PM_2.5-induced renal injury via iRhom2-regulated oxidative stress and inflammation. (A) WB analysis of HO-1 in mouse RAW264.7 cells after 5 μM SnPP pre-treatment for 3 h. (B) WB analysis of Nrf-2 in mouse RAW264.7 cells after transfected with NC or Nrf-2 siRNA for 24 h. (C) WB analysis of phosphorylated JNK in mouse RAW264.7 cells after 5 μM ANI pre-treatment for 3 h. Mouse RAW264.7 cells were pre-treated with SnPP or ANS for 3 h, or with Nrf-2 siRNA for 24 h, and then were subjected to si-iRhom2 transfection for 24 h. Finally, all cells were incubated with or without 100 μg/ml PM_2.5 for 24 h. (D) RT-qPCR analysis of TACE, TNFR2, and TNFR1. (E) RT-qPCR analysis of inflammatory cytokines. (F) Assessments of DCF fluorescent intensity, H₂O₂ and SOD levels in cells.
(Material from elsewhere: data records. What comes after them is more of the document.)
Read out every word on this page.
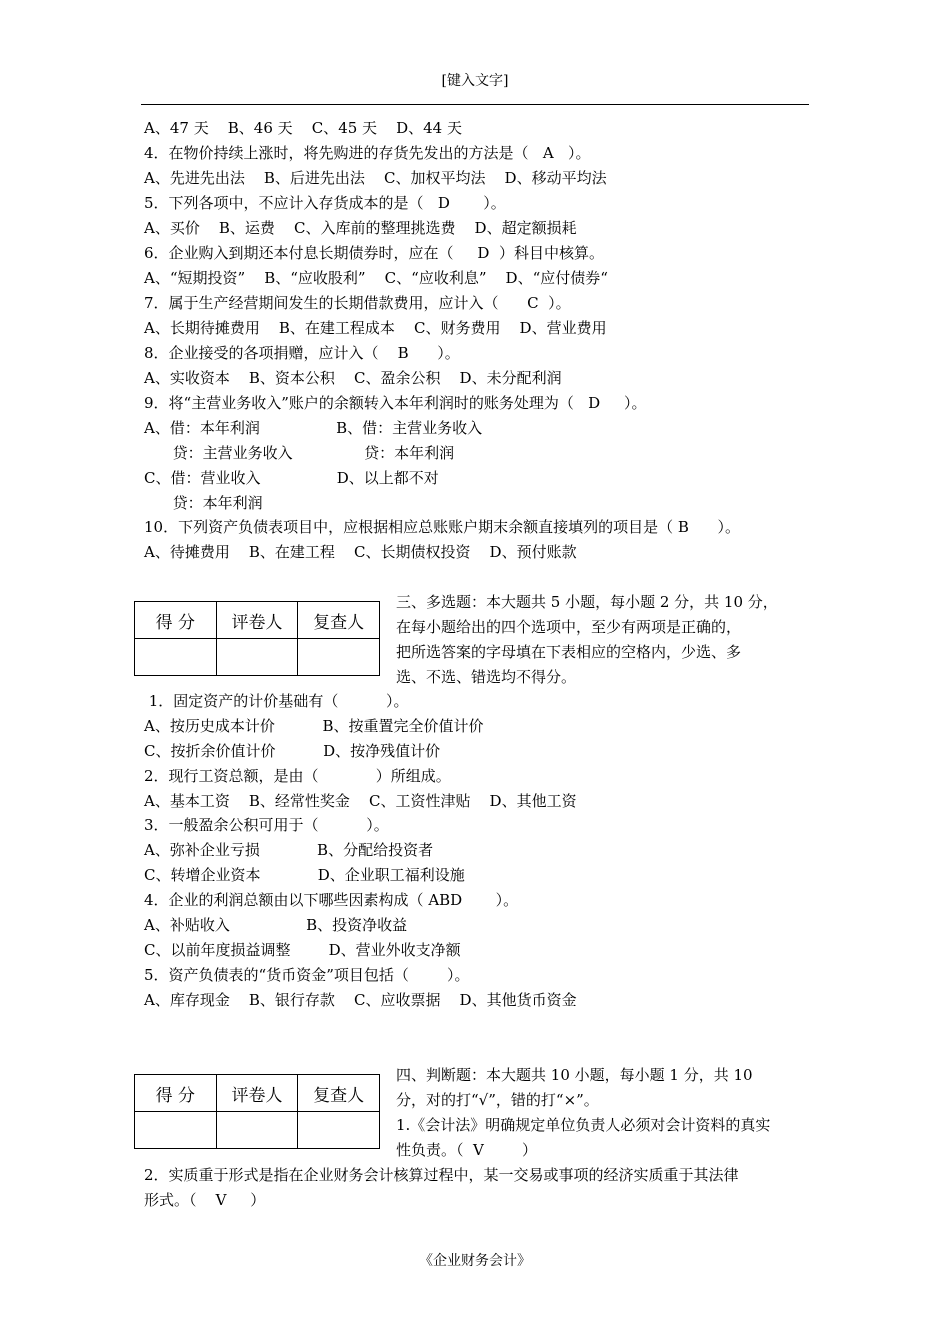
[键入文字]
A、47 天    B、46 天    C、45 天    D、44 天
4．在物价持续上涨时，将先购进的存货先发出的方法是（   A   ）。
A、先进先出法    B、后进先出法    C、加权平均法    D、移动平均法
5．下列各项中，不应计入存货成本的是（   D       ）。
A、买价    B、运费    C、入库前的整理挑选费    D、超定额损耗
6．企业购入到期还本付息长期债券时，应在（     D  ）科目中核算。
A、“短期投资”    B、“应收股利”    C、“应收利息”    D、“应付债券“
7．属于生产经营期间发生的长期借款费用，应计入（      C  ）。
A、长期待摊费用    B、在建工程成本    C、财务费用    D、营业费用
8．企业接受的各项捐赠，应计入（    B      ）。
A、实收资本    B、资本公积    C、盈余公积    D、未分配利润
9．将“主营业务收入”账户的余额转入本年利润时的账务处理为（   D     ）。
A、借：本年利润                B、借：主营业务收入
贷：主营业务收入               贷：本年利润
C、借：营业收入                D、以上都不对
贷：本年利润
10．下列资产负债表项目中，应根据相应总账账户期末余额直接填列的项目是（ B      ）。
A、待摊费用    B、在建工程    C、长期债权投资    D、预付账款
得 分	评卷人	复查人

三、多选题：本大题共 5 小题，每小题 2 分，共 10 分，
在每小题给出的四个选项中，至少有两项是正确的，
把所选答案的字母填在下表相应的空格内，少选、多
选、不选、错选均不得分。
1．固定资产的计价基础有（          ）。
A、按历史成本计价          B、按重置完全价值计价
C、按折余价值计价          D、按净残值计价
2．现行工资总额，是由（            ）所组成。
A、基本工资    B、经常性奖金    C、工资性津贴    D、其他工资
3．一般盈余公积可用于（          ）。
A、弥补企业亏损            B、分配给投资者
C、转增企业资本            D、企业职工福利设施
4．企业的利润总额由以下哪些因素构成（ ABD       ）。
A、补贴收入                B、投资净收益
C、以前年度损益调整        D、营业外收支净额
5．资产负债表的“货币资金”项目包括（        ）。
A、库存现金    B、银行存款    C、应收票据    D、其他货币资金
得 分	评卷人	复查人

四、判断题：本大题共 10 小题，每小题 1 分，共 10
分，对的打“√”，错的打“×”。
1.《会计法》明确规定单位负责人必须对会计资料的真实
性负责。（  V        ）
2．实质重于形式是指在企业财务会计核算过程中，某一交易或事项的经济实质重于其法律
形式。（    V     ）
《企业财务会计》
Data are represented as mean ± SEM (n = 6). ^*p < 0.05, ^**p < 0.01 and ^***p < 0.001.

Fig. 8

Model showing the role of iRhom2 as a positive regulator of PM_2.5-induced renal injury. iRhom2 played an essential role in regulating the progression of renal injury in PM_2.5-exposed mice, most likely through activating TACE/TNFRs and IκBα/NF-κB signaling pathways to promote inflammation. In addition, iRhom2 inactivated HO-1/Nrf-2 pathway, whereas activated JNK expression to enhance oxidative stress, thus exacerbating renal injury.